= Giovanni Battista Troiani =

Italian sculptor

Giovanni Battista Troiani (Villafranca di Verona, February 12, 1844 – Villafranca di Verona, 1927) was an Italian sculptor

He studied first in Verona at the Accademia Cignaroli, then at Venice at the Academy of Fine Arts, and finally in Florence under Giovanni Duprè. For many years, he lived in Cagliari, but also traveled to America and England.

Among his works are : I frati suonatori; Gaius Marius trapped in the swamps of Minturno; Prometeo; Uno scompiglio; I moschettieri; Un colpo di vento; Un Bersagliere; Un Artigliere; Un Portabandiera; the Monument to the architect Michele Sammicheli in Verona. This latter monument, his best known work, stands in the city center of Verona. At the base of the monument, is a relief depicting Sammicheli refusing honors and commissions from Emperor Charles V, and staying instead to work in his native Veneto.
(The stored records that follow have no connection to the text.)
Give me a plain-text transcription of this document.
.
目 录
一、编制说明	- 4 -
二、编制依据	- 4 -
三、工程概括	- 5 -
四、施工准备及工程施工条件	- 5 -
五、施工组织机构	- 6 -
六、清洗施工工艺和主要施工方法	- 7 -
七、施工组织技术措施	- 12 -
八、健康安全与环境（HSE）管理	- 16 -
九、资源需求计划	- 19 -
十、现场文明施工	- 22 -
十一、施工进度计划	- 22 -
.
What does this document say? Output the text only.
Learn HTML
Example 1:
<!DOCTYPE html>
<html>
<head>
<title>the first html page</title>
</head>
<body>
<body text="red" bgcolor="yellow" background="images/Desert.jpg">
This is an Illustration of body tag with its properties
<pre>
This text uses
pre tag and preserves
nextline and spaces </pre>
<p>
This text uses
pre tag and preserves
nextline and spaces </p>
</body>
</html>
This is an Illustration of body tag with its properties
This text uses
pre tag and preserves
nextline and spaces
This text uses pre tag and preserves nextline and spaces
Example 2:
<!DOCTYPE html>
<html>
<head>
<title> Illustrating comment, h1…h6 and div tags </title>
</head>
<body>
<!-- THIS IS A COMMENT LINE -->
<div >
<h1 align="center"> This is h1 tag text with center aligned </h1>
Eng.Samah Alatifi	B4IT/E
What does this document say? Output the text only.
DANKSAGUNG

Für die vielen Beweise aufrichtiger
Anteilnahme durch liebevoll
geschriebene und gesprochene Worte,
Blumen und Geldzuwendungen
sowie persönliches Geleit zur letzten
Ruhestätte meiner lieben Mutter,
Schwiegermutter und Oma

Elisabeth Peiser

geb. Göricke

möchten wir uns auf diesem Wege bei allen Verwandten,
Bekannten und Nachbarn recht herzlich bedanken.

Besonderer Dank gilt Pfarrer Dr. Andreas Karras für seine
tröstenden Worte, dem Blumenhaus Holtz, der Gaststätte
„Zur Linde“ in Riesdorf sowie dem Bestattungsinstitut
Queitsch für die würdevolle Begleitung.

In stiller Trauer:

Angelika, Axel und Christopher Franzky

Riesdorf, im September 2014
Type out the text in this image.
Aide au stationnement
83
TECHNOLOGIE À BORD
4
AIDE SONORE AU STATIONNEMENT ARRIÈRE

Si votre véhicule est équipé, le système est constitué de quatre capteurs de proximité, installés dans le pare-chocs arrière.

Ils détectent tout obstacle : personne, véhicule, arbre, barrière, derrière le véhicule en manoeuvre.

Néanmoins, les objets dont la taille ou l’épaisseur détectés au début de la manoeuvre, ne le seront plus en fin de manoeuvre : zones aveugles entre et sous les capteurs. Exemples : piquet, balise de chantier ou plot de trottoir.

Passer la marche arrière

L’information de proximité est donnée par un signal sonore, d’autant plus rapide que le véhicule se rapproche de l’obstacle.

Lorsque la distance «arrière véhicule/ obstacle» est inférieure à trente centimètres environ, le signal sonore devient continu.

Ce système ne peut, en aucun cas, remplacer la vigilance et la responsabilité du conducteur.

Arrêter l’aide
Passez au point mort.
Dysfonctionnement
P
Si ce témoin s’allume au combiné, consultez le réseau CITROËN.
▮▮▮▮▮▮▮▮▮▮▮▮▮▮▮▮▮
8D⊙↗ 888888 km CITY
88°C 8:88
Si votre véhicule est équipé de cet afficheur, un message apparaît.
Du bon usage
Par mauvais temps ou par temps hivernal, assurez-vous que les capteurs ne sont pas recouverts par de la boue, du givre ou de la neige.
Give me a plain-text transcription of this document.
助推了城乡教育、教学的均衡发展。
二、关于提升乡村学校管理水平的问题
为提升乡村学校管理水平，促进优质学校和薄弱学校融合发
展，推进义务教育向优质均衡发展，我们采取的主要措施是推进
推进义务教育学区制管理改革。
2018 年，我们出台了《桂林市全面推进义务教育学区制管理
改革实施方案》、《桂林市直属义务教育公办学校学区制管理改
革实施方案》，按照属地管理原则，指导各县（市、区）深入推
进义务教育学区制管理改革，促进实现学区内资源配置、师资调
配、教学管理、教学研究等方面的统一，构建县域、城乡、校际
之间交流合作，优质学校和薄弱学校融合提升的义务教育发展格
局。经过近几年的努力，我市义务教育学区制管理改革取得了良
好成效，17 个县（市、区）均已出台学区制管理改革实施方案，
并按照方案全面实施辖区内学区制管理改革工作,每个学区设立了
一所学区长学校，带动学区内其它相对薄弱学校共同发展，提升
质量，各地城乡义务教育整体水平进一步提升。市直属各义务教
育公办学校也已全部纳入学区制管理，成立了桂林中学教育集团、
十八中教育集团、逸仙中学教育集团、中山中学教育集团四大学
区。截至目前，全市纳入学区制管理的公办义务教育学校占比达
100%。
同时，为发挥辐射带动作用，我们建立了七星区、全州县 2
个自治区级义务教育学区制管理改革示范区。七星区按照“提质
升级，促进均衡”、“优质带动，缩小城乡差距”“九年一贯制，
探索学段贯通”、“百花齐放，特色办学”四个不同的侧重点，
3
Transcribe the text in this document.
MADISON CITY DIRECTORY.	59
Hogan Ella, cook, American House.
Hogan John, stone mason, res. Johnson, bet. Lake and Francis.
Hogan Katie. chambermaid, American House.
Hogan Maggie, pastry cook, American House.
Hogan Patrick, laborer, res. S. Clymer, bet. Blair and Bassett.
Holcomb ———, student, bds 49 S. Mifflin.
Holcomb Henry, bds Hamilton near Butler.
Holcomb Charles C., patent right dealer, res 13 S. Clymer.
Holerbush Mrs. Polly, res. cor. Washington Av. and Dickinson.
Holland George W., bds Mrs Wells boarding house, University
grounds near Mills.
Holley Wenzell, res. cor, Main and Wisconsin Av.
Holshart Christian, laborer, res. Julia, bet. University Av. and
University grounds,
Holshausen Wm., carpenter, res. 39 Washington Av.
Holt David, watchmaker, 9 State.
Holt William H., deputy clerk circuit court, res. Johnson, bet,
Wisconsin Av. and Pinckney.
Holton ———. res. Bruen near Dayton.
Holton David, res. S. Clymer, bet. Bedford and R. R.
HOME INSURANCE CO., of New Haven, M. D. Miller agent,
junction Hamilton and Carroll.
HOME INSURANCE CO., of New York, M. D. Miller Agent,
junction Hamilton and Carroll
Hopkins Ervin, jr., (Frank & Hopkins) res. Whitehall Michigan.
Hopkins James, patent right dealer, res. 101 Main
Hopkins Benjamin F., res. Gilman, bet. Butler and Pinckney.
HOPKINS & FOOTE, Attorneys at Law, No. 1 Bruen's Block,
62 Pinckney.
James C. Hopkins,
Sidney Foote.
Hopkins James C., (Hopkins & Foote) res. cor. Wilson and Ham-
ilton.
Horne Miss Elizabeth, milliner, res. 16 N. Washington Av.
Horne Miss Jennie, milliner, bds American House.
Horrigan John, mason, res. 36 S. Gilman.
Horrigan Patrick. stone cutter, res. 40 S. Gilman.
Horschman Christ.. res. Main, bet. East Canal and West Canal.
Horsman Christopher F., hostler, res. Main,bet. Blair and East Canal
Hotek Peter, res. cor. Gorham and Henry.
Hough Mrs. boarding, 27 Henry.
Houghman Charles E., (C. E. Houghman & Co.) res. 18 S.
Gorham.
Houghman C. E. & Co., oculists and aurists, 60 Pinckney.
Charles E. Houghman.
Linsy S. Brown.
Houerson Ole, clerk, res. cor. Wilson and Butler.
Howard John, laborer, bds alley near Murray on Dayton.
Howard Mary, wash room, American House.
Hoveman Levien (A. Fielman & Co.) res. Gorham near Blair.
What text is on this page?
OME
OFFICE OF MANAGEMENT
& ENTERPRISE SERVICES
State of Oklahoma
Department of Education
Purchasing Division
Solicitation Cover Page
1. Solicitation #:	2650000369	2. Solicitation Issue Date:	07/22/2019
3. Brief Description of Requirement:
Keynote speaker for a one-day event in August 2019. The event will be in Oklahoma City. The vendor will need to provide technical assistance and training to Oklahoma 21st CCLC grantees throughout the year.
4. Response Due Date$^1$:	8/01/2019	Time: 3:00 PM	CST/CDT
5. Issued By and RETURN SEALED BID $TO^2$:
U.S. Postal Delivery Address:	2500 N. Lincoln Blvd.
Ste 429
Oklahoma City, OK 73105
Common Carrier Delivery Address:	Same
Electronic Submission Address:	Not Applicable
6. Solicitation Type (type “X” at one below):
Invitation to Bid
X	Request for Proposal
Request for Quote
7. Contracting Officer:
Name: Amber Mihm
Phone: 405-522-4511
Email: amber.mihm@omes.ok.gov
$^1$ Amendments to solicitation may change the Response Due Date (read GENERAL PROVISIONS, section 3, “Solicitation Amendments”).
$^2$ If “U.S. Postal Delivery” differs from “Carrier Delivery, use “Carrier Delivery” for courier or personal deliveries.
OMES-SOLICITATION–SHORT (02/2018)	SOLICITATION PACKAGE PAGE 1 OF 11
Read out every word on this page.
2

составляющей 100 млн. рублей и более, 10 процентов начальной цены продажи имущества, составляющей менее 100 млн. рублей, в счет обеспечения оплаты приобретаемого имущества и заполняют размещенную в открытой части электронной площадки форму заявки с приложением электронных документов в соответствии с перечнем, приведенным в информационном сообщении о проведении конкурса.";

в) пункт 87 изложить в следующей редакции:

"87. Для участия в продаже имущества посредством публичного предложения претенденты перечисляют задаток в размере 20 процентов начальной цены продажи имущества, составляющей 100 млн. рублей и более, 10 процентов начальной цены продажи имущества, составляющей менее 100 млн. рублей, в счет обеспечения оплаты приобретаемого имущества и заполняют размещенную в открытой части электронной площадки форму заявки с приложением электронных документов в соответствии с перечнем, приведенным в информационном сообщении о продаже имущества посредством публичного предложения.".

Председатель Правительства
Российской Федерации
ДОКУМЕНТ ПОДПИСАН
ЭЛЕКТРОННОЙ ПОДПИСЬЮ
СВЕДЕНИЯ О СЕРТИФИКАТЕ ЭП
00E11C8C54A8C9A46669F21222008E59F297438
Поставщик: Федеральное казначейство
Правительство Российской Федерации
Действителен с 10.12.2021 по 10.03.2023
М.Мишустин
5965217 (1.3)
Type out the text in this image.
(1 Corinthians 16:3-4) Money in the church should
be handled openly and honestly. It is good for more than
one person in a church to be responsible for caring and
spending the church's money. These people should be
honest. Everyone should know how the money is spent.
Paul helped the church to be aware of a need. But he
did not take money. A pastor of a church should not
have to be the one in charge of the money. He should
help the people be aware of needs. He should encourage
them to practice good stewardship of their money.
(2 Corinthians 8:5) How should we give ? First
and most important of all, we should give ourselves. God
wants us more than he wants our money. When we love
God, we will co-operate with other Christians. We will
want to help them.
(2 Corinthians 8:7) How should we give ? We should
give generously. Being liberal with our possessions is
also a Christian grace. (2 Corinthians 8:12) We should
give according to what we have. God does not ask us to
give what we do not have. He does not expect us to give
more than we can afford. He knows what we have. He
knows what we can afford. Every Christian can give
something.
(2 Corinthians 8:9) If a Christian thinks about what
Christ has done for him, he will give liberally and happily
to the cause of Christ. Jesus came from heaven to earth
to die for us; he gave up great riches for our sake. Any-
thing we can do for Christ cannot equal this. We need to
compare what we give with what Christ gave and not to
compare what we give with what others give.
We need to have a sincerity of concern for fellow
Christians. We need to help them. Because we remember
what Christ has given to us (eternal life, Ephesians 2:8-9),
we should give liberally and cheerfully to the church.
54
Other works include: Un alpigianello; Un pescatore; Una fioraina; Ecco la mamma!; and Un duetto (boy playing a mandolin with his dog). Among his reliefs are Vittorio Emanuele a Palestro; and Musica sacra. Troiani won five prizes at the Academy of Venice, a silver medal of honor at the Exposition pure of Venice; a bronze medal at the 1887 Exposition regionale of Tuscany, and an honorable silver medal of honor at the 1886 Exhibition at Liverpool. The marble altar of the church of San Antonio Abate in Cagliari was completed by Troiani. He also completed a number of funereal monuments in the local cemetery.